As we have heard so many times, the events of 2020 have been unprecedented. When Bob Dylan sang “For the times they are a-changin’’ in 1961, he could never have envisaged the degree of change we have experienced in this year alone. People respond in different ways when faced with a challenge, and in the face of COVID-19, people responded with creativity. It’s important to acknowledge good news when it happens. This week on School Stream, we’re celebrating the creativity boom of recent months with feel-good stories of people taking a different approach to bust the boredom and change lives.
We value schools. We want to help keep your community connected. Watch a quick demonstration of School Stream in action or keep reading for our round-up of stories about the rebirth of creativity in the pandemic.

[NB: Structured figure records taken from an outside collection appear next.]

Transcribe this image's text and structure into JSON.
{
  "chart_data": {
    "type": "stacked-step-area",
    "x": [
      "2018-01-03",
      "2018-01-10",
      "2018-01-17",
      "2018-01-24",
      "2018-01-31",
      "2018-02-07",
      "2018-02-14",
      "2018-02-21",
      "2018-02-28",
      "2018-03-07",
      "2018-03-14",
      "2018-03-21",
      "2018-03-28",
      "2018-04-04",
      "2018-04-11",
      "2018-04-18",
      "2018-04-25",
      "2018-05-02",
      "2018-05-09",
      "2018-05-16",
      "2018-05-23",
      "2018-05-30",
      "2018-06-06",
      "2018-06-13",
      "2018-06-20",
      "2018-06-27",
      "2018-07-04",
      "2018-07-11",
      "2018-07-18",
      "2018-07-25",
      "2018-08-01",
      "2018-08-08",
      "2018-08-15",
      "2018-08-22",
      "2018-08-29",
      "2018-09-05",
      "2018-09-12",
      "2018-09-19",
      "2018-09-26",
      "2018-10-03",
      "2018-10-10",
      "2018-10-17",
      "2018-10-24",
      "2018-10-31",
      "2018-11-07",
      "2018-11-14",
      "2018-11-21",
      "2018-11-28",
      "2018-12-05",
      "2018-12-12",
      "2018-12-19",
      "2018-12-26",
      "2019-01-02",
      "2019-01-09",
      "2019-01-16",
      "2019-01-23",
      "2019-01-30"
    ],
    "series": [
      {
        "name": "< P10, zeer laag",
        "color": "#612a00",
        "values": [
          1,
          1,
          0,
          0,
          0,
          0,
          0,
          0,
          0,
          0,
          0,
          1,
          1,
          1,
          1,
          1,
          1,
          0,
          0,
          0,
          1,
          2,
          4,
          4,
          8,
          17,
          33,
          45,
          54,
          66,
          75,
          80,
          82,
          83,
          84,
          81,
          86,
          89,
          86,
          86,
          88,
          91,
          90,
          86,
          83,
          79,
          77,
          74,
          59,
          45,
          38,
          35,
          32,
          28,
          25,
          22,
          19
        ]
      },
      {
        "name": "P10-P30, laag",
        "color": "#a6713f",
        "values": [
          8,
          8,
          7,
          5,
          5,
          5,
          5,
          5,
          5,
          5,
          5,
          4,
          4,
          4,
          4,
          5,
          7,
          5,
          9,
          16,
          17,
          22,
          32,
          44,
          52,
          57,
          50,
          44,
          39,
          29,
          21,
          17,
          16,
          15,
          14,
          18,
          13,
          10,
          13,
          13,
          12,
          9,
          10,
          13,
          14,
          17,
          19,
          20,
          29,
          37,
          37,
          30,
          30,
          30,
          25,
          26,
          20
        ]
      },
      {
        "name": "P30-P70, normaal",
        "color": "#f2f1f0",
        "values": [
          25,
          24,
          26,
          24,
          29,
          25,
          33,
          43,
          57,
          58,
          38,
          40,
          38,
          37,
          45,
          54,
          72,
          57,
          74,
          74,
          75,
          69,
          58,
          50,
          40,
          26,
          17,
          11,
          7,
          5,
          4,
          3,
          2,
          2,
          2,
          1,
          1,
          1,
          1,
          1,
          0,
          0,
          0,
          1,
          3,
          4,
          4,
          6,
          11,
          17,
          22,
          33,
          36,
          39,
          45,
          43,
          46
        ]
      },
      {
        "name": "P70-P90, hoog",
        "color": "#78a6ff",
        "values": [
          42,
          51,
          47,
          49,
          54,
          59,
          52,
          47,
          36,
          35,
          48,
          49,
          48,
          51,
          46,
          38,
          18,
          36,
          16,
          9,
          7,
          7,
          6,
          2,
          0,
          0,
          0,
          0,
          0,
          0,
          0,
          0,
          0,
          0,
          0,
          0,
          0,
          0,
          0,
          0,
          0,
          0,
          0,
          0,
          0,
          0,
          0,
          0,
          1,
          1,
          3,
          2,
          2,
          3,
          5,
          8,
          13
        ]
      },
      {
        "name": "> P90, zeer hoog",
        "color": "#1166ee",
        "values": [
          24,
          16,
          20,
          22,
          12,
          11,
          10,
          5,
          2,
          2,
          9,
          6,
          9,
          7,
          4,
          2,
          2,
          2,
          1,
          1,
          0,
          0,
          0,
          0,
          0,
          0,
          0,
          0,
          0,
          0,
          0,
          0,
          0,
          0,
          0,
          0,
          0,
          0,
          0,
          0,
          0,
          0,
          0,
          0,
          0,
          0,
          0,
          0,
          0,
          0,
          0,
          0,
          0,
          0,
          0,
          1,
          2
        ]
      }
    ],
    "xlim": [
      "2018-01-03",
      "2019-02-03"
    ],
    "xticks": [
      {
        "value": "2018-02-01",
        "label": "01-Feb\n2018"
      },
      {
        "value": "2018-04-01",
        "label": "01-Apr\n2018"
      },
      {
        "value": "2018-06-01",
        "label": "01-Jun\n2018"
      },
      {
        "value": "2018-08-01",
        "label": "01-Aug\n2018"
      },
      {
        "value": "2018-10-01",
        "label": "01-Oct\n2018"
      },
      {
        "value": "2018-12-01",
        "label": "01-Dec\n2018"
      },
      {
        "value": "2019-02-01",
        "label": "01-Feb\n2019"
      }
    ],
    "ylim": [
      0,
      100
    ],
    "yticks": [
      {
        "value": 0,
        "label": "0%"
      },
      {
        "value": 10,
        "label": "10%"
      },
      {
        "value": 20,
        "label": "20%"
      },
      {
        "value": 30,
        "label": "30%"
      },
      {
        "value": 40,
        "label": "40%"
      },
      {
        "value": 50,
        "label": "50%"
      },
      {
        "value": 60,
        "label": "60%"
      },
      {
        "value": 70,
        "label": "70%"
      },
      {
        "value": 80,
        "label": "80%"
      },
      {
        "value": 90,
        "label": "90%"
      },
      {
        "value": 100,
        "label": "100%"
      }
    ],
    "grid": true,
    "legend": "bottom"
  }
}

Why is Creativity Important?
The word creative comes from the Latin ‘creo’, meaning “to create or make”. We probably think of creativity most commonly in terms of the arts; things like music, video games, books and movies. But creativity is even bigger than that. Creativity – the ability to generate and apply new ideas in different contexts and seeing existing situations in a new ways – is one of the 21st century skills considered vital if we want to be ready for a digital and fast evolving economy. After seeing the raft of responses to the challenges presented by COVID-19, we’re already looking in pretty good shape on that front.
Creativity to the Rescue
During the pandemic, businesses were forced to find new ways to operate, people were forced to find new ways to socialise and schools were forced to find new ways to educate. A surge in creative thinking solved many of “The New Normal’s” day-to-day problems.
Making your Own Fun
With our real-life social lives on hold, people looked to new and creative ways to bust the boredom at home. Not that boredom is always a bad thing. If necessity is the mother of invention, then boredom is the mother of creativity. Boredom is a signal that we need some change and it is in this space where creative thinking emerges. So with many people stuck at home with naught to do, it’s not too surprising that creativity flourished. Bin Isolation Outings where people dressed up in costume to take the bins out each week became a global, viral sensation. We saw kids creating dance and comedy videos on TikTok and, ‘surfing’ in their driveways with the help of big blue tarps and a skateboard. Families danced together at Kitchen Discos via social media, there were choirs in the streets and neighbours toasting at happy hour drinks with the help of long bamboo poles. Video conferencing got a workout too, as meetings, graduation ceremonies, date nights and even weddings went digital. It seems that where there’s a will, there’s a (creative) way.
We Can Make It
Many manufacturers turned their hands, and their factories, to something new and got creative to support the community during the peak of quarantine. With hand sanitiser in short supply, everyone from your local pharmacist, luxury perfume houses and even Shane Warne were suddenly producing hand sanitiser to fill the gap left by such extraordinary demand. In an effort to make up for the shortfall in hospital-grade protective equipment, many fashion brands rearranged their supply chain in order to produce protective equipment for hospital staff. Other local companies have also turned their attention to making ventilators and other essential medical equipment. And there’s more than one story of teenagers using their 3D printers to make PPE.
With Creative Minds and Generous Hearts
The outpouring of goodwill and gratitude for frontline workers and the vulnerable in our communities is one of the real good news story of 2020. With creative minds and generous hearts, people rallied to support each other during the tough times. You may have heard for the group ‘RVs for MDs’. It started in the US and has since spread across the country and all the way to Australia. The group connects first responders and medical staff with peoples’ unused campers and RVs so they can self-quarantine close to their families while working. People looked out for each other. One innovation was restaurants feeding healthcare staff via community donations and a crowd-sourcing campaigns to buy frontline staff a coffee. This creative approach kept restaurants and cafes afloat, ensured weary hospital staff were well fed and empowered people who wanted to support frontline workers. It’s the definition of creative thinking in action.